Mary Chapin Carpenter says it best in Mark Knopfler’s song The Bug when she wails “Sometimes you’re the windshield, sometimes you’re the bug…”
Regardless of the view you have at the moment, knowing the difference between a leap of faith based on available facts versus the risky notion of jumping in with your eyes closed can save you time and the discomfort of the blade's whoosh.
Survival in today’s fast moving, highly charged work environments call for flexibility in managing changing situations. Your ability to adapt on your feet can mean the difference between stress level and career enjoyment.
The Corporate Entrepreneur’s 10 Point Survival Checklist helps you to identify risks and “red flags”, as well as opportunities where your strengths and skills can shine.
1. The requesters performance is credible but you don’t trust him on a personal level.
2. You’ve never worked with this person and she has no history with the company.

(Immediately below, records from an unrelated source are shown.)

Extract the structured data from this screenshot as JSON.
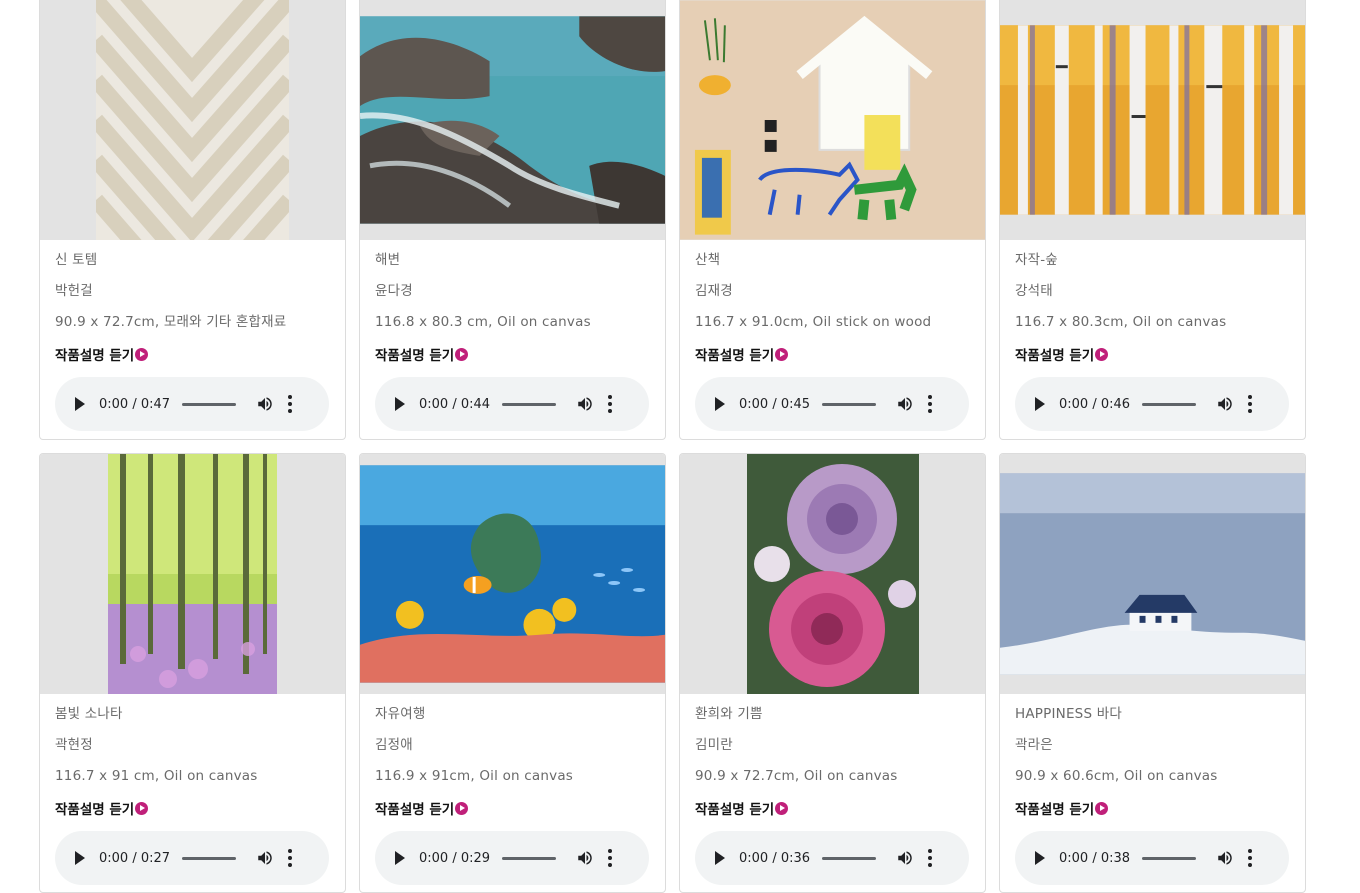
{
  "listen_label": "작품설명 듣기",
  "accent_color": "#c0207a",
  "artworks": [
    {
      "title": "신 토템",
      "artist": "박헌걸",
      "spec": "90.9 x 72.7cm, 모래와 기타 혼합재료",
      "duration": "0:00 / 0:47",
      "image": "diamond-pattern-painting"
    },
    {
      "title": "해변",
      "artist": "윤다경",
      "spec": "116.8 x 80.3 cm, Oil on canvas",
      "duration": "0:00 / 0:44",
      "image": "rocky-sea-painting"
    },
    {
      "title": "산책",
      "artist": "김재경",
      "spec": "116.7 x 91.0cm, Oil stick on wood",
      "duration": "0:00 / 0:45",
      "image": "house-and-animals-painting"
    },
    {
      "title": "자작-숲",
      "artist": "강석태",
      "spec": "116.7 x 80.3cm, Oil on canvas",
      "duration": "0:00 / 0:46",
      "image": "birch-forest-painting"
    },
    {
      "title": "봄빛 소나타",
      "artist": "곽현정",
      "spec": "116.7 x 91 cm, Oil on canvas",
      "duration": "0:00 / 0:27",
      "image": "spring-forest-painting"
    },
    {
      "title": "자유여행",
      "artist": "김정애",
      "spec": "116.9 x 91cm, Oil on canvas",
      "duration": "0:00 / 0:29",
      "image": "coral-reef-painting"
    },
    {
      "title": "환희와 기쁨",
      "artist": "김미란",
      "spec": "90.9 x 72.7cm, Oil on canvas",
      "duration": "0:00 / 0:36",
      "image": "roses-painting"
    },
    {
      "title": "HAPPINESS 바다",
      "artist": "곽라은",
      "spec": "90.9 x 60.6cm, Oil on canvas",
      "duration": "0:00 / 0:38",
      "image": "seaside-house-painting"
    }
  ]
}
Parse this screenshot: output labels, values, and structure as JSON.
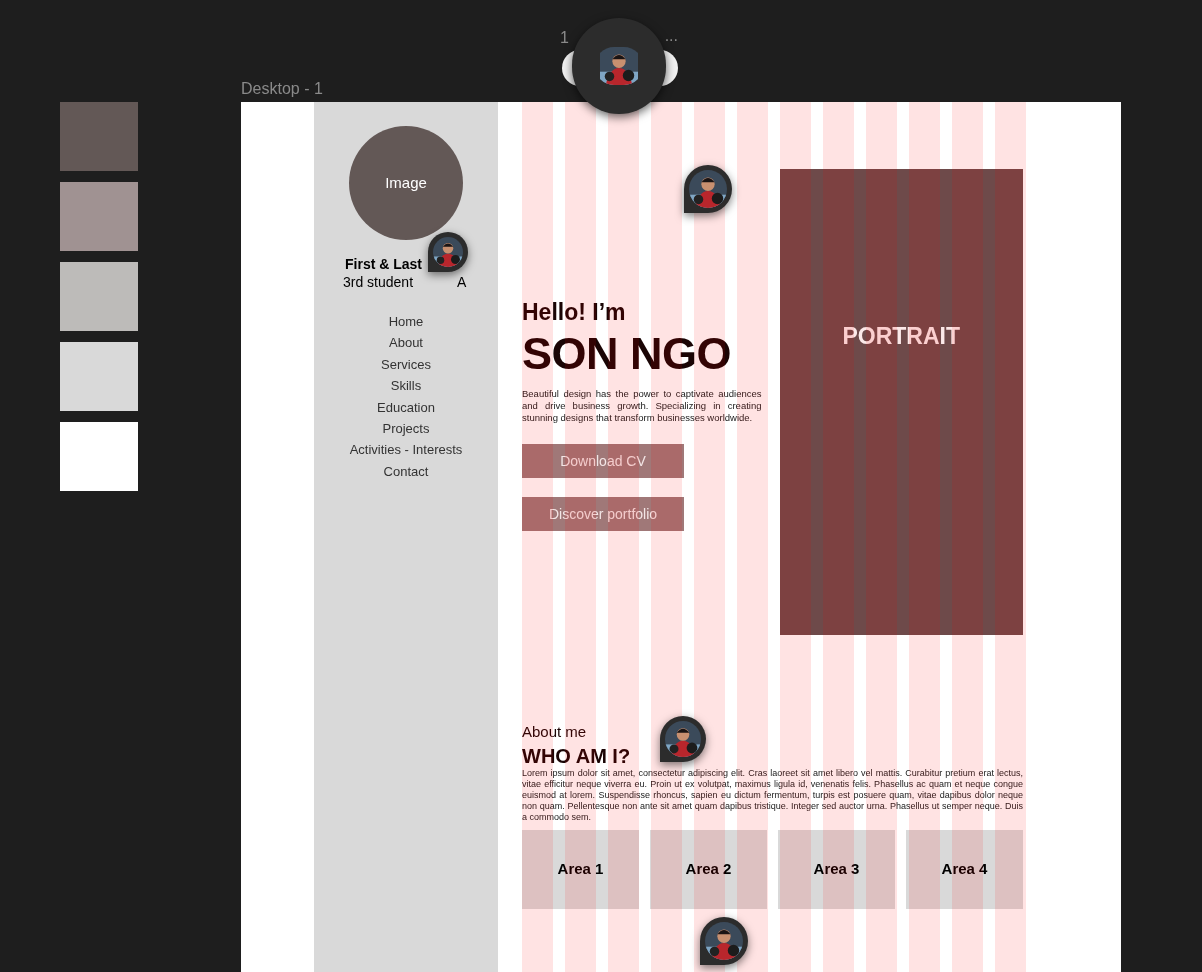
{
  "toolbar": {
    "text_start": "1",
    "text_end": "..."
  },
  "swatches": [
    {
      "color": "#635856"
    },
    {
      "color": "#a09292"
    },
    {
      "color": "#bdbbb9"
    },
    {
      "color": "#d9d9d9"
    },
    {
      "color": "#ffffff"
    }
  ],
  "frame": {
    "title": "Desktop - 1"
  },
  "sidebar": {
    "image_label": "Image",
    "name": "First & Last",
    "subtitle_start": "3rd student",
    "subtitle_end": "A",
    "nav": [
      "Home",
      "About",
      "Services",
      "Skills",
      "Education",
      "Projects",
      "Activities - Interests",
      "Contact"
    ]
  },
  "hero": {
    "greeting": "Hello! I’m",
    "name": "SON NGO",
    "description": "Beautiful design has the power to captivate audiences and drive business growth. Specializing in creating stunning designs that transform businesses worldwide.",
    "buttons": [
      "Download CV",
      "Discover portfolio"
    ],
    "portrait_label": "PORTRAIT"
  },
  "about": {
    "eyebrow": "About me",
    "heading": "WHO AM I?",
    "paragraph": "Lorem ipsum dolor sit amet, consectetur adipiscing elit. Cras laoreet sit amet libero vel mattis. Curabitur pretium erat lectus, vitae efficitur neque viverra eu. Proin ut ex volutpat, maximus ligula id, venenatis felis. Phasellus ac quam et neque congue euismod at lorem. Suspendisse rhoncus, sapien eu dictum fermentum, turpis est posuere quam, vitae dapibus dolor neque non quam. Pellentesque non ante sit amet quam dapibus tristique. Integer sed auctor urna. Phasellus ut semper neque. Duis a commodo sem.",
    "areas": [
      "Area 1",
      "Area 2",
      "Area 3",
      "Area 4"
    ]
  }
}
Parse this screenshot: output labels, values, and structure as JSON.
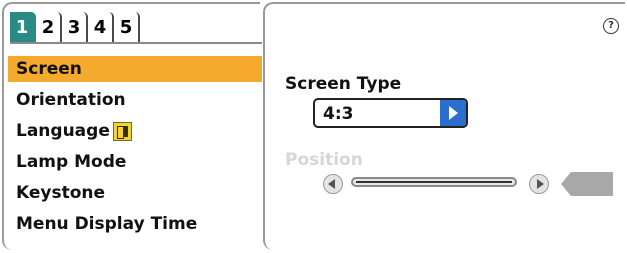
{
  "tabs": [
    {
      "label": "1",
      "active": true
    },
    {
      "label": "2",
      "active": false
    },
    {
      "label": "3",
      "active": false
    },
    {
      "label": "4",
      "active": false
    },
    {
      "label": "5",
      "active": false
    }
  ],
  "menu": {
    "items": [
      {
        "label": "Screen",
        "selected": true
      },
      {
        "label": "Orientation",
        "selected": false
      },
      {
        "label": "Language",
        "selected": false,
        "icon": "language-icon"
      },
      {
        "label": "Lamp Mode",
        "selected": false
      },
      {
        "label": "Keystone",
        "selected": false
      },
      {
        "label": "Menu Display Time",
        "selected": false
      }
    ]
  },
  "help": {
    "icon": "question-icon",
    "label": "?"
  },
  "screen_settings": {
    "screen_type_label": "Screen Type",
    "screen_type_value": "4:3",
    "position_label": "Position",
    "position_enabled": false
  },
  "colors": {
    "active_tab": "#2a8a86",
    "selected_menu": "#f5aa2e",
    "select_arrow": "#2a6fd0",
    "disabled_text": "#d6d6d6"
  }
}
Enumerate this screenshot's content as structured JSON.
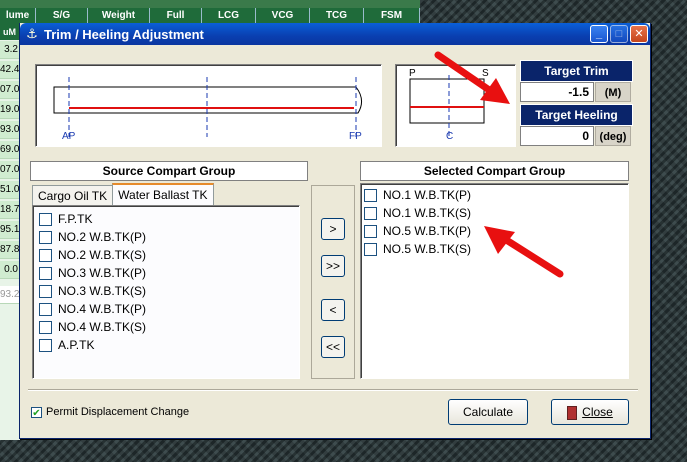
{
  "background": {
    "headers": [
      "lume",
      "S/G",
      "Weight",
      "Full",
      "LCG",
      "VCG",
      "TCG",
      "FSM"
    ],
    "row_values": [
      "uM",
      "3.2",
      "42.4",
      "07.0",
      "19.0",
      "93.0",
      "69.0",
      "07.0",
      "51.0",
      "18.7",
      "95.1",
      "87.8",
      "0.0",
      "93.2"
    ]
  },
  "dialog": {
    "title": "Trim / Heeling Adjustment",
    "target_trim_label": "Target Trim",
    "target_trim_value": "-1.5",
    "target_trim_unit": "(M)",
    "target_heeling_label": "Target Heeling",
    "target_heeling_value": "0",
    "target_heeling_unit": "(deg)"
  },
  "profile": {
    "ap_label": "AP",
    "fp_label": "FP"
  },
  "section": {
    "p_label": "P",
    "s_label": "S",
    "cl_label": "C"
  },
  "source": {
    "header": "Source Compart Group",
    "tabs": [
      "Cargo Oil TK",
      "Water Ballast TK"
    ],
    "items": [
      "F.P.TK",
      "NO.2 W.B.TK(P)",
      "NO.2 W.B.TK(S)",
      "NO.3 W.B.TK(P)",
      "NO.3 W.B.TK(S)",
      "NO.4 W.B.TK(P)",
      "NO.4 W.B.TK(S)",
      "A.P.TK"
    ]
  },
  "selected": {
    "header": "Selected Compart Group",
    "items": [
      "NO.1 W.B.TK(P)",
      "NO.1 W.B.TK(S)",
      "NO.5 W.B.TK(P)",
      "NO.5 W.B.TK(S)"
    ]
  },
  "transfer_buttons": [
    ">",
    ">>",
    "<",
    "<<"
  ],
  "footer": {
    "permit_label": "Permit Displacement Change",
    "permit_checked": true,
    "calculate_label": "Calculate",
    "close_label": "Close"
  },
  "colors": {
    "annotation_arrow": "#e81010",
    "title_bar": "#0a3fb0",
    "target_header": "#0a246a"
  }
}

3. The Program Manager requesting your help recently experienced personal setbacks, possibly politically motivated, rather than a true reflection of the person’s skills.
4. You share responsibility for a high-risk project where you aren’t part of the decision-making process.
5. You must define and cross-sell a business or technical process not sponsored or championed by an executive or senior manager.
6. You lead the launch of a re-engineered product where your development team resides in more than two geographical locations.
7. Your manager assigns you the responsibility of representing your department on a cross-functional team where he has little influence.
8. The company’s new initiative calls on managers to implement a new change management policy throughout the organization’s ranks.
9. You assume ownership for an existing project that recently reorganized its team, and discover that the funding pipeline could dry up half way through the due date.
10. A corporate wide reorganization leaves you reporting to a manager with a reputation for unethical tactics and behaviors.
The more questions you answer ‘Yes’ to the more you need to prepare, whether this means re-tooling for the situation, sharpening your existing strengths and skills, or developing some new ones.
Going into a situation prepared increases your chances of surviving and thriving, while reducing the chances of your being the bug on the windshield!